The abovementioned involuntary loss may be more associated with cachexia than sarcopenia [57]. Sarco- penia, characterised by age-related decline in muscle mass, is influenced by age and lifestyle factors [58], and is not entirely involuntary, as lifestyle choices such as physical activity and nutrition play a crucial role in its onset and progression. on the other hand, cachexia, a condition marked by severe weight loss and muscle wasting, often seen in chronic illnesses such as cancer or heart failure, is more inherently involuntary. Cachexia is driven by systemic inflammation and metabolic changes associated with the underlying disease, leading to rapid and involuntary depletion of muscle mass and total body weight [59]. Recognising the distinction between sarcopenia and cachexia is essential to implementing targeted interventions [57]. Addressing sarcopenia requires lifestyle modifications, including exercise and proper nutrition, while managing cachexia requires a holistic approach targeting the underlying disease and its associated inflammatory processes. By understanding the nuanced differences between these conditions, healthcare professionals can tailor interventions to effectively mitigate involuntary muscle loss, promoting overall well-being in individuals facing these challenges.

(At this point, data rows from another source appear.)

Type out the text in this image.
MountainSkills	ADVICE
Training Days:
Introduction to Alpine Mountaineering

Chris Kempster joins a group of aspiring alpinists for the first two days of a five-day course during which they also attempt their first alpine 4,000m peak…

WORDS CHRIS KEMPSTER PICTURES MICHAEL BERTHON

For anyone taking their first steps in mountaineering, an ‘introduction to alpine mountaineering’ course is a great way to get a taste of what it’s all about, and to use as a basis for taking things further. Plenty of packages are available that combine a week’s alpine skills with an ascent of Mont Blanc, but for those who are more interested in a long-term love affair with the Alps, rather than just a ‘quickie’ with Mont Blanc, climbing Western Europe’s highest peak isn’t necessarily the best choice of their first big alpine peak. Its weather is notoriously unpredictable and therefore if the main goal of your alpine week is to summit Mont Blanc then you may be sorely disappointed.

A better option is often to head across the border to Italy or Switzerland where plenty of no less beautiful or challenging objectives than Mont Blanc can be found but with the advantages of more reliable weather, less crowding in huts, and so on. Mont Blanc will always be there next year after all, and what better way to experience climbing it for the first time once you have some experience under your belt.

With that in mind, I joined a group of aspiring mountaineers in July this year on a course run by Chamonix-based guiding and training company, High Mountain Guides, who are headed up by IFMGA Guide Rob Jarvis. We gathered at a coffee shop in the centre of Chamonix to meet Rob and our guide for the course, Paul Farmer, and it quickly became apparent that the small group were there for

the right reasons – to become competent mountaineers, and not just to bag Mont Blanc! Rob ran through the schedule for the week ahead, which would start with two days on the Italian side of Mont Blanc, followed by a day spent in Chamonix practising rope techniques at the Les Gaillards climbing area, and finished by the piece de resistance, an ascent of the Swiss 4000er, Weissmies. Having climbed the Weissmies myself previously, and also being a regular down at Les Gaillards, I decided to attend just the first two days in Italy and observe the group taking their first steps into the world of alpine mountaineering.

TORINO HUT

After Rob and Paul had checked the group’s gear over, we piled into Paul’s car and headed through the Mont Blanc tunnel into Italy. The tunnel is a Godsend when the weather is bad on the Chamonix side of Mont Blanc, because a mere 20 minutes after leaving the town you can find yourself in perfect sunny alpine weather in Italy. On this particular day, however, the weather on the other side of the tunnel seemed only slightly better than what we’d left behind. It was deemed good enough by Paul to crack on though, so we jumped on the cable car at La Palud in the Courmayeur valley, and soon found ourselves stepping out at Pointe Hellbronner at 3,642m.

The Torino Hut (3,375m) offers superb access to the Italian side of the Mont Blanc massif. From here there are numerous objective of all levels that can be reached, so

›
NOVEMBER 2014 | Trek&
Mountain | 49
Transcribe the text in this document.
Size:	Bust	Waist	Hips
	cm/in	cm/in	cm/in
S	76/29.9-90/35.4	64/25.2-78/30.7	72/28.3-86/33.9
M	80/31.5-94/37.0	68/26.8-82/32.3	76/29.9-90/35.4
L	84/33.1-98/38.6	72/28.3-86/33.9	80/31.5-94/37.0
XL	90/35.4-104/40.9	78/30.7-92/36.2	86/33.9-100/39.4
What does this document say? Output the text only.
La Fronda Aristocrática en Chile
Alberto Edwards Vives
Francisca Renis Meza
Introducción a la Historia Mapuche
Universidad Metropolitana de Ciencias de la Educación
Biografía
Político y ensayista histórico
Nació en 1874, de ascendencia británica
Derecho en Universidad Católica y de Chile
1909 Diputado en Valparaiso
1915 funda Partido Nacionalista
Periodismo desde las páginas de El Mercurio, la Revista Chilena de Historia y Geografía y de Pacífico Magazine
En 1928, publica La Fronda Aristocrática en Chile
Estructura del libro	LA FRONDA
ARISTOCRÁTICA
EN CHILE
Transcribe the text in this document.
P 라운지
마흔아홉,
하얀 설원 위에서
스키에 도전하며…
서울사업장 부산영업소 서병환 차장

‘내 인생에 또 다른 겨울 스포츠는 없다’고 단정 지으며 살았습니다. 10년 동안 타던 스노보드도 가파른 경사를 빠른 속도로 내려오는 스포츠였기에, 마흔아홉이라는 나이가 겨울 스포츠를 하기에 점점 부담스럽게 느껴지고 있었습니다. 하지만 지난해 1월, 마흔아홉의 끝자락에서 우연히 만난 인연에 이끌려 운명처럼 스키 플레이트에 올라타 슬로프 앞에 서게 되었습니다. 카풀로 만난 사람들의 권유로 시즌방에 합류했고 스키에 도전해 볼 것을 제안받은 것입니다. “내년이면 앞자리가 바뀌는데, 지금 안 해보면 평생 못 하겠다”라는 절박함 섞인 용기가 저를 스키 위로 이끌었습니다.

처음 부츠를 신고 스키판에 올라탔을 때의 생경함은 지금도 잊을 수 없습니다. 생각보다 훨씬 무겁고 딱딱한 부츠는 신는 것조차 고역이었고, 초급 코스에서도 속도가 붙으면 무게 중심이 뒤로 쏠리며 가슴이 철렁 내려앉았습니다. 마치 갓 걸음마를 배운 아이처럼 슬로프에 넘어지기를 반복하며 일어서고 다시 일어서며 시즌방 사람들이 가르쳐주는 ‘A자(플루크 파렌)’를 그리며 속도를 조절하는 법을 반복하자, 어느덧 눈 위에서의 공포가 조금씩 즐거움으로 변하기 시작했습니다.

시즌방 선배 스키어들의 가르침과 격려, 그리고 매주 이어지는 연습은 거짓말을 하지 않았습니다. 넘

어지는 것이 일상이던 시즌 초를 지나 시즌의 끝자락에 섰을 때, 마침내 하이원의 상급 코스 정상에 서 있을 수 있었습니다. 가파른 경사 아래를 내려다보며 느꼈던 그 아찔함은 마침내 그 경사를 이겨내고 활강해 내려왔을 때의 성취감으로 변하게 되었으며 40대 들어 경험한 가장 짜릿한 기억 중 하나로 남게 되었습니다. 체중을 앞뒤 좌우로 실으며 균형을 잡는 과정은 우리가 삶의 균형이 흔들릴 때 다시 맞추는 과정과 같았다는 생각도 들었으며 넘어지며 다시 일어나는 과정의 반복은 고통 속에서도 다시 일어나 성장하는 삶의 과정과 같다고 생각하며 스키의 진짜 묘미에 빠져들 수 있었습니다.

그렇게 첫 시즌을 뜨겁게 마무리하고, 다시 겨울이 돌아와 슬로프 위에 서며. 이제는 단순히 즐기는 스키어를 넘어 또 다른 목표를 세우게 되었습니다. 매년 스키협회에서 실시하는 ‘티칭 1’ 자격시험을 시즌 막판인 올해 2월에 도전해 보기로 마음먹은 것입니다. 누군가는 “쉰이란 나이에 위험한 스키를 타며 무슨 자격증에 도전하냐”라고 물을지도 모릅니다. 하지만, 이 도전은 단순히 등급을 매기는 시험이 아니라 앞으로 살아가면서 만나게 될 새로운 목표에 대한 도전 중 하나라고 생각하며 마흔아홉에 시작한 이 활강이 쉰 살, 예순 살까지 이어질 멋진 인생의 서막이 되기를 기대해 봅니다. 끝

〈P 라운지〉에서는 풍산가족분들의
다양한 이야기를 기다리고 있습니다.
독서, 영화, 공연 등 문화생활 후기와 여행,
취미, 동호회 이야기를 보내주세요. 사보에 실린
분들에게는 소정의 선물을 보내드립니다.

When addressing physical preparation and the interaction of age with athletic longevity, it is crucial to consider the effects of the ageing process. Athletes aged 60 years and older should tailor their training regimens, acknowledging the specific challenges that come with ageing. The physiological changes associated with ageing, such as reduced muscle mass, decreased bone density, and a decrease in overall cardiovascular function, require a more nuanced approach to training [60]. It becomes imperative to focus on exercises that not only enhance strength and flexibility but also prioritise joint health and balance [61]. Additionally, incorporating recovery strategies and a comprehensive warmup routine becomes vital to mitigating the risk of inj uries [62]. Striking a balance between intensity and the body’s ability to recover becomes paramount for older athletes seeking to prolong their sporting careers [63]. Therefore, embracing age-appropriate training methodologies ensures not only physical well-being but also contributes to overall longevity and enjoyment of sports [64].

Limitations

Using a secondary data set restricted the generalisation of the findings regarding environmental factors that explain the increased participation and performance of athletes from specific countries. Furthermore, using countries as the unit of analysis hindered our understanding of whether athletes were equally distributed across countries or from specific places (cities, states, communities) within these countries. The methodological approach also limited the generalisation of these findings, as the data only covered the last 40 years and the top 10 countries, and different results could be obtained using alternative strategies. However, the strengths of this study include the analysis of a large dataset and the consideration of a temporal frame.

Conclusions

The study demonstrated a consistent trend for male athletes to exhibit a greater swimming speed compared to their female counterparts at various distances and age categories, with a notable exception observed in the 90+ age group for the 100 and 200 m events. The suggestion for future research to explore alternative strokes and distances underscores the need for a comprehensive understanding of performance dynamics.